Mantendo toda a União Soviética em ordem? Através do poder centralizado?
Em parte sim, mas também porque significava que o poder não se exercia somente através de ligações pessoais. Só que após a queda da União Soviética, no regime de Putin, essas instituições deixaram de existir de facto. Embora ainda subsistam em teoria, na realidade, a dinâmica do poder depende inteiramente de redes de influência pessoal e de suborno, de fazer passar o dinheiro pela cadeia de comando acima. O poder depende inteiramente de um sistema feudal. Aliás, a Rússia de Putin é, de facto, muito mais parecida com a Rússia czarista pré-moderna do que com a União Soviética. É como uma espécie de sistema medieval tardio em que a segurança depende inteiramente das relações pessoais de poder com as pessoas que esperamos que não nos destruam ou matem. É um sistema de cortes.

A dada altura do romance, Arvo Javonich Laar, ex-colega estónio de Vasim, diz o seguinte: “Sabes o que é que nunca consegui perceber acerca dos russos? Vocês, todos vocês, adoram a anarquia […] Têm almas rebeldes. Individualmente, querem foder o sistema; coletivamente, têm pavor do caos. Fazem o que for preciso para o impedir. Nunca percebi porquê. Talvez seja por se conhecerem muito bem a si próprios”. É devido a esta mentalidade que a Rússia se deixou controlar por alguém como Vladimir Putin?
Bem, essa é uma daquelas perguntas sem resposta. Quero dizer, há claramente fortes indícios de que, nos períodos em que a autoridade central entrou em colapso na Rússia, toda a sociedade passou a roubar, no fundo. Instalou-se uma espécie de anarquia e caos. Todos os países europeus tiveram mais ou menos períodos de anarquia, de falência do poder político, mas estes tendem a resolver-se em lutas ideológicas. Como a Alemanha depois da Primeira Guerra Mundial ou a Inglaterra durante a Guerra Civil, nem tudo se desmorona imediatamente e toda a gente começa a roubar tudo; é apenas uma espécie de conflito civil, não um colapso social total, ao passo que a Rússia… Bem, há várias razões óbvias para isso que os historiadores tendem a invocar, como o facto de a Rússia ter sido uma sociedade feudal altamente controlada até muito mais tarde do que a maioria das sociedades europeias, até 1861; foi aí que se deu a abolição da servidão, até então, cerca de 80% da população era propriedade pessoal de outra pessoa. Assim, foi negado o direito de ação às pessoas e, no século XX, voltou a ser-lhes negado o direito de ação. É sabido que o poder traz consigo responsabilidades e que a liberdade também as acarreta. Se uma sociedade nunca foi realmente livre, quando recebe a liberdade não tem consciência de que esta pressupõe um certo tipo de responsabilidades.

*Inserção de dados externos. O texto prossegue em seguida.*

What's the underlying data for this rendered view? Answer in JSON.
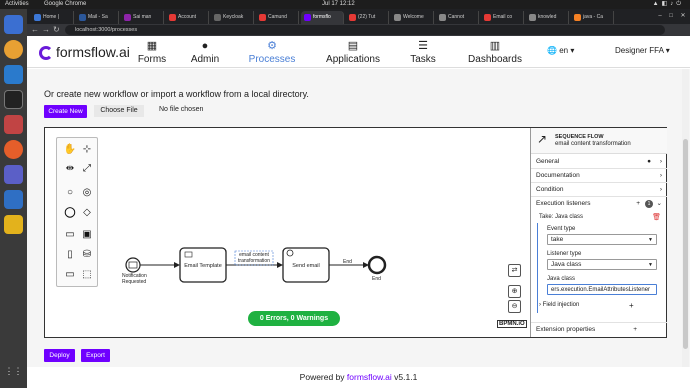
{
  "system": {
    "activities": "Activities",
    "app_name": "Google Chrome",
    "clock": "Jul 17  12:12"
  },
  "browser": {
    "tabs": [
      {
        "label": "Home |",
        "color": "#3c78d8"
      },
      {
        "label": "Mail - Sa",
        "color": "#2b579a"
      },
      {
        "label": "Sai man",
        "color": "#8e24aa"
      },
      {
        "label": "Account",
        "color": "#e53935"
      },
      {
        "label": "Keycloak",
        "color": "#666666"
      },
      {
        "label": "Camund",
        "color": "#e53935"
      },
      {
        "label": "formsflo",
        "color": "#6f00ff"
      },
      {
        "label": "(22) Tut",
        "color": "#e53935"
      },
      {
        "label": "Welcome",
        "color": "#888888"
      },
      {
        "label": "Cannot",
        "color": "#888888"
      },
      {
        "label": "Email co",
        "color": "#e53935"
      },
      {
        "label": "knowled",
        "color": "#888888"
      },
      {
        "label": "java - Ca",
        "color": "#f48024"
      }
    ],
    "url": "localhost:3000/processes"
  },
  "header": {
    "logo": "formsflow.ai",
    "nav": [
      {
        "label": "Forms",
        "icon": "forms-icon"
      },
      {
        "label": "Admin",
        "icon": "admin-icon"
      },
      {
        "label": "Processes",
        "icon": "processes-icon"
      },
      {
        "label": "Applications",
        "icon": "applications-icon"
      },
      {
        "label": "Tasks",
        "icon": "tasks-icon"
      },
      {
        "label": "Dashboards",
        "icon": "dashboards-icon"
      }
    ],
    "lang": "en",
    "user": "Designer FFA"
  },
  "main": {
    "intro": "Or create new workflow or import a workflow from a local directory.",
    "create_new": "Create New",
    "choose_file": "Choose File",
    "no_file": "No file chosen",
    "deploy": "Deploy",
    "export": "Export"
  },
  "diagram": {
    "start_label_1": "Notification",
    "start_label_2": "Requested",
    "task1": "Email Template",
    "flow_label_1": "email content",
    "flow_label_2": "transformation",
    "task2": "Send email",
    "end_flow": "End",
    "end_label": "End",
    "status": "0 Errors, 0 Warnings",
    "watermark": "BPMN.iO"
  },
  "props": {
    "type": "SEQUENCE FLOW",
    "name": "email content transformation",
    "groups": [
      "General",
      "Documentation",
      "Condition",
      "Execution listeners"
    ],
    "listener_count": "1",
    "listener_title": "Take: Java class",
    "event_type_label": "Event type",
    "event_type_value": "take",
    "listener_type_label": "Listener type",
    "listener_type_value": "Java class",
    "java_class_label": "Java class",
    "java_class_value": "ers.execution.EmailAttributesListener",
    "field_injection": "Field injection",
    "extension": "Extension properties"
  },
  "footer": {
    "prefix": "Powered by ",
    "brand": "formsflow.ai",
    "version": " v5.1.1"
  }
}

Ao mesmo tempo, esta é também uma espécie de sociedade singularmente fracionada, no sentido em que é geograficamente tão enorme… a vastidão da Rússia torna essencialmente impossível a ideia coesa de uma nação, de unidade nacional. Assim, todas as métricas da existência russa — quer se trate da relação entre o indivíduo e o Estado ou da relação dos concidadãos entre si —, por tratar-se de um lugar tão grande, tornam-se uma abstração. Não é uma coisa real, o Estado russo é algo tão gigantesco que nunca conseguimos estabelecer uma relação significativa com ele.

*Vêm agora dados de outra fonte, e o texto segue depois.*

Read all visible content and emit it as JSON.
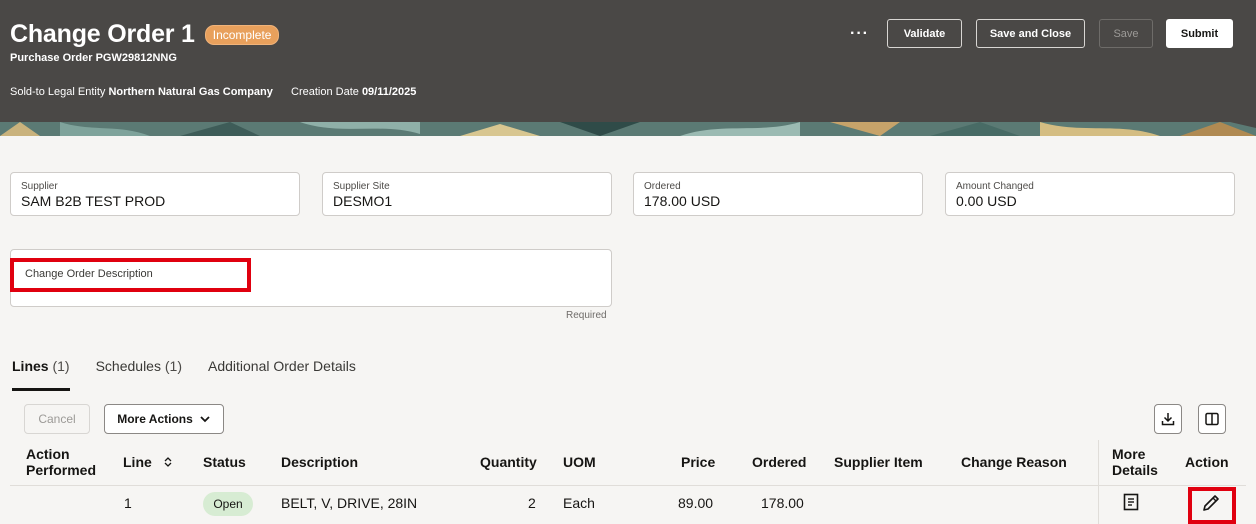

Excluindo aqueles que lhe tiveram afinidades ideológicas, penso que a perceção ocidental comum da União Soviética — e, em certa medida, da Rússia moderna, devido ao legado da URSS — é a de uma sociedade coletivista e cinzenta, o que tende a obscurecer alguns aspetos que desconhecemos. Que facetas da Rússia são-nos desconhecidas?

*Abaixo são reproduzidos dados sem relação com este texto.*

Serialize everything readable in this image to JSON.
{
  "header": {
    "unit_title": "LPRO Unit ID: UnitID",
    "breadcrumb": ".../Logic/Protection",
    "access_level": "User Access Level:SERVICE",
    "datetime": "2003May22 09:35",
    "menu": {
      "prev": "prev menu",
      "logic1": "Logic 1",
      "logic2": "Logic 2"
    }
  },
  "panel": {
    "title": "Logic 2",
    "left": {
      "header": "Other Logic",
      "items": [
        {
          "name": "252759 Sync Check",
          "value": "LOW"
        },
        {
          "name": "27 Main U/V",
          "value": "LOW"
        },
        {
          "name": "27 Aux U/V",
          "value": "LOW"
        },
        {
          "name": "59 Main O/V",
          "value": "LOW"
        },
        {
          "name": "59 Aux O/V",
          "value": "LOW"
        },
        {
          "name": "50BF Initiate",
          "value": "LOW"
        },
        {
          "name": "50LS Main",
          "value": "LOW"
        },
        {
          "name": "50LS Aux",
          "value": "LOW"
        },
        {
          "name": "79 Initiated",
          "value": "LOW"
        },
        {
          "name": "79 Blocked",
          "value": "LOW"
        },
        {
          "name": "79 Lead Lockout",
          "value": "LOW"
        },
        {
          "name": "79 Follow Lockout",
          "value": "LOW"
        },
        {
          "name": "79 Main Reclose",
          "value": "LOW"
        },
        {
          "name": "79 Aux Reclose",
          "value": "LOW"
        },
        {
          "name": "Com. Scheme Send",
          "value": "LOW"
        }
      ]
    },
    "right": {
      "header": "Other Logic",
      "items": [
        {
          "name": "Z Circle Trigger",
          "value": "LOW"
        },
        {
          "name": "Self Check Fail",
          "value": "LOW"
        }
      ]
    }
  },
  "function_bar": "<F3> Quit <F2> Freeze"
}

O que tende a ser esquecido é o quão fantasticamente criativa a Rússia é e tem sido ao longo da história, tanto a nível artístico como científico. A Rússia fez um enorme trabalho de autogenocídio ao longo dos últimos 130 anos — com a Primeira Guerra Mundial, a Guerra Civil, as repressões bolcheviques, as repressões estalinistas, a Segunda Guerra Mundial, a vaga maciça de emigração de todos os melhores e mais brilhantes cérebros nos anos 70 e depois outra vaga de imigração em massa nos anos 90. Com tudo isto, é espantoso que tenha restado alguém. No entanto, em cada um destes períodos, houve uma espécie de florescimento notável de arte e tecnologia brilhantes e capazes de mudar o mundo. Vejamos, os russos foram os primeiros a colocar um homem no espaço, por exemplo. É um tributo extraordinário ao espírito russo este facto de, apesar de o seu Estado estar constantemente a tentar assassinar e perseguir todas as pessoas inteligentes, estas terem conseguido persistir.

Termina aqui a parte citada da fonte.